А почему бы и с Акимом не сыграть судьбе такую комбинацию? Залезть в паровоз, треснуть машиниста по башке, свернуть на какую-нибудь боковую ветку — и в тайгу! Получите, граждане партизаны, тридцать тысяч пудов драгметалла! Вот такой рождественский подарок! Только попрошу уж вас, дорогие, расписаться в получении! У пенька. На заснеженной полянке. Суровой крестьянской мочой! Мол, получили тогда-то и тогда-то!
Ленин узнает — камаринскую с Троцким спляшет в своем красном кремле! А Акима прямым путем — в министры железнодорожного транспорта! Заместо Ларионова. Во, удивятся в деревне. Во, обрадуется тятя с маманей!
— Стой, голубок! — офицер в романовском полушубке.

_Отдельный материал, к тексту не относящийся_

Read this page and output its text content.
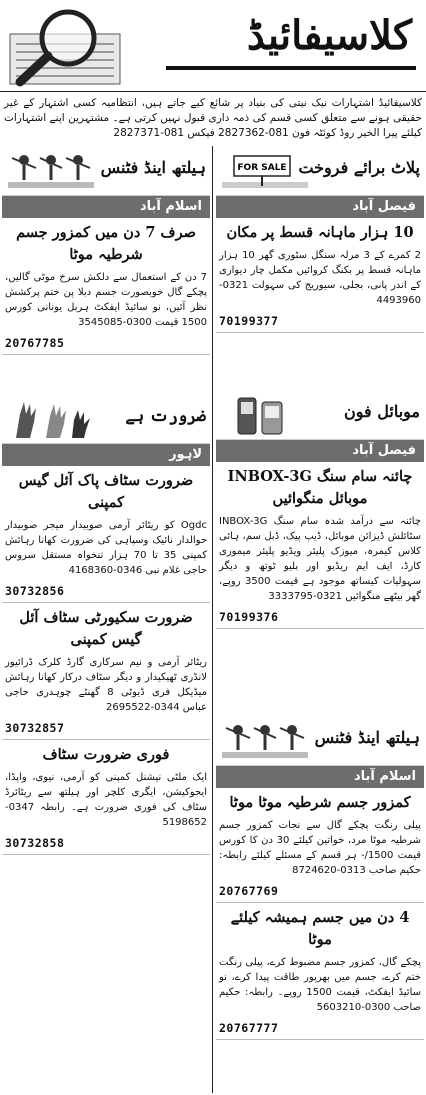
کلاسیفائیڈ
کلاسیفائیڈ اشتہارات نیک نیتی کی بنیاد پر شائع کیے جاتے ہیں، انتظامیہ کسی اشتہار کے غیر حقیقی ہونے سے متعلق کسی قسم کی ذمہ داری قبول نہیں کرتی ہے۔ مشتہرین اپنے اشتہارات کیلئے پیرا الخیر روڈ کوئٹہ فون 081-2827362 فیکس 081-2827371
FOR SALE پلاٹ برائے فروخت
فیصل آباد
10 ہزار ماہانہ قسط پر مکان
2 کمرے کے 3 مرلہ سنگل سٹوری گھر 10 ہزار ماہانہ قسط پر بکنگ کروائیں مکمل چار دیواری کے اندر پانی، بجلی، سیوریج کی سہولت 0321-4493960
70199377
موبائل فون
فیصل آباد
چائنہ سام سنگ INBOX-3G موبائل منگوائیں
چائنہ سے درآمد شدہ سام سنگ INBOX-3G سٹائلش ڈیزائن موبائل، ڈیپ پیک، ڈبل سم، ہائی کلاس کیمرہ، میوزک پلیئر ویڈیو پلیئر میموری کارڈ، ایف ایم ریڈیو اور بلیو ٹوتھ و دیگر سہولیات کیساتھ موجود ہے قیمت 3500 روپے، گھر بیٹھے منگوائیں 0321-3333795
70199376
ہیلتھ اینڈ فٹنس
اسلام آباد
کمزور جسم شرطیہ موٹا موٹا
پیلی رنگت پچکے گال سے نجات کمزور جسم شرطیہ موٹا مرد، خواتین کیلئے 30 دن کا کورس قیمت 1500/- ہر قسم کے مسئلے کیلئے رابطہ: حکیم صاحب 0313-8724620
20767769
4 دن میں جسم ہمیشہ کیلئے موٹا
پچکے گال، کمزور جسم مضبوط کرے، پیلی رنگت ختم کرے، جسم میں بھرپور طاقت پیدا کرے، نو سائیڈ ایفکٹ، قیمت 1500 روپے۔ رابطہ: حکیم صاحب 0300-5603210
20767777
ہیلتھ اینڈ فٹنس
اسلام آباد
صرف 7 دن میں کمزور جسم شرطیہ موٹا
7 دن کے استعمال سے دلکش سرخ موٹی گالیں، پچکے گال خوبصورت جسم دبلا پن ختم پرکشش نظر آئیں، نو سائیڈ ایفکٹ ہربل یونانی کورس 1500 قیمت 0300-3545085
20767785
ضرورت ہے
لاہور
ضرورت سٹاف پاک آئل گیس کمپنی
Ogdc کو ریٹائر آرمی صوبیدار میجر صوبیدار حوالدار نائیک وسپاہی کی ضرورت کھانا رہائش کمپنی 35 تا 70 ہزار تنخواہ مستقل سروس حاجی غلام نبی 0346-4168360
30732856
ضرورت سکیورٹی سٹاف آئل گیس کمپنی
ریٹائر آرمی و نیم سرکاری گارڈ کلرک ڈرائیور لانڈری ٹھیکیدار و دیگر سٹاف درکار کھانا رہائش میڈیکل فری ڈیوٹی 8 گھنٹے چوہدری حاجی عباس 0344-2695522
30732857
فوری ضرورت سٹاف
ایک ملٹی نیشنل کمپنی کو آرمی، نیوی، واپڈا، ایجوکیشن، ایگری کلچر اور ہیلتھ سے ریٹائرڈ سٹاف کی فوری ضرورت ہے۔ رابطہ 0347-5198652
30732858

— Слушаюсь, ваше благородие!
— Откуда будешь?
— А вон, из вагона мы. Слесарем будем. Отвечаю за ходовую часть.
— Документ, — уронил спесиво, будто опасался взять в руки его тифозное удостоверение. — Это вши на тебе?

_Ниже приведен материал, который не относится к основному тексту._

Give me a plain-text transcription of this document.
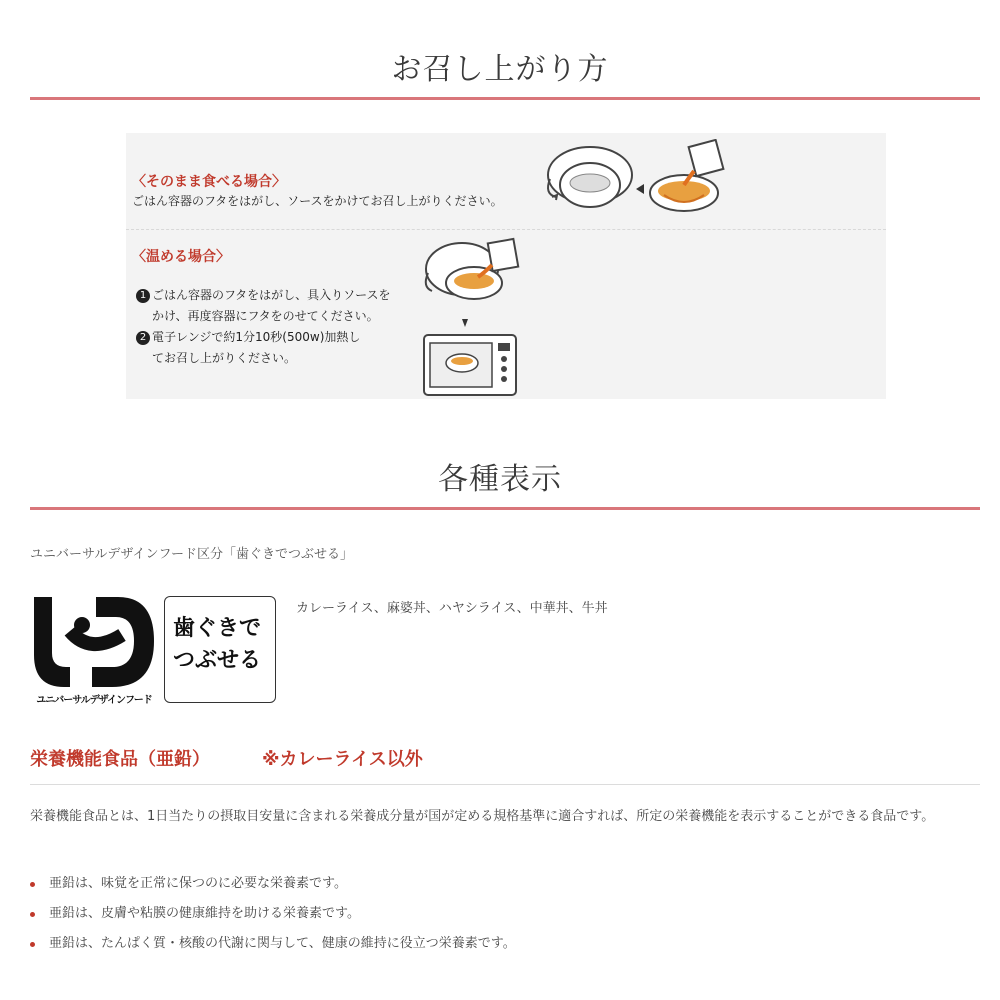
お召し上がり方
〈そのまま食べる場合〉
ごはん容器のフタをはがし、ソースをかけてお召し上がりください。
〈温める場合〉
1 ごはん容器のフタをはがし、具入りソースを
かけ、再度容器にフタをのせてください。
2 電子レンジで約1分10秒(500w)加熱し
てお召し上がりください。
各種表示
ユニバーサルデザインフード区分「歯ぐきでつぶせる」
ユニバーサルデザインフード
歯ぐきで
つぶせる
カレーライス、麻婆丼、ハヤシライス、中華丼、牛丼
栄養機能食品（亜鉛）	※カレーライス以外
栄養機能食品とは、1日当たりの摂取目安量に含まれる栄養成分量が国が定める規格基準に適合すれば、所定の栄養機能を表示することができる食品です。
亜鉛は、味覚を正常に保つのに必要な栄養素です。
亜鉛は、皮膚や粘膜の健康維持を助ける栄養素です。
亜鉛は、たんぱく質・核酸の代謝に関与して、健康の維持に役立つ栄養素です。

— Разве заметно, ваше благородие?
Офицер отступил на своих сверкучих, яловых сапогах бутылочкой. Движения упругие, легкие. Видно, недавно пристал к поезду. Из тыловых. С фронтовиков дешевый лоск давно слез.
— Вот, извольте, — протянул, трепещущую на ветру бумажку.
— Ладно. Ступай.
А Аким ничуть и не испугался. Даже сердце не застучало. И уже поднималось раздражение: «До Колчака-то, может, руки не дотянутся, а этого франта продырявлю запросто!».
Товарищ из головного вагона куда-то пропал. Может, боится? Он какой-то трусоватый. Тут же, рядом с поездом, рота солдат выполняет упражнения под зычные команды офицера. И «шагали», и кричали, и кололи белый свет. Разминаются. Засиделись в вагонах. И видно, что весело служивым: лица красные, глаза блестят. Попробуй, встань им на пути — только мокренько останется! Аким торопился от оси к оси, постукивал молоточком; где надо, маслом шприцевал, и все подвигался вдоль состава, от хвоста к голове. Паровоз отличный, Луганский, серии «Э». С тендером. Обошел состав, обратно поспешил по другой стороне.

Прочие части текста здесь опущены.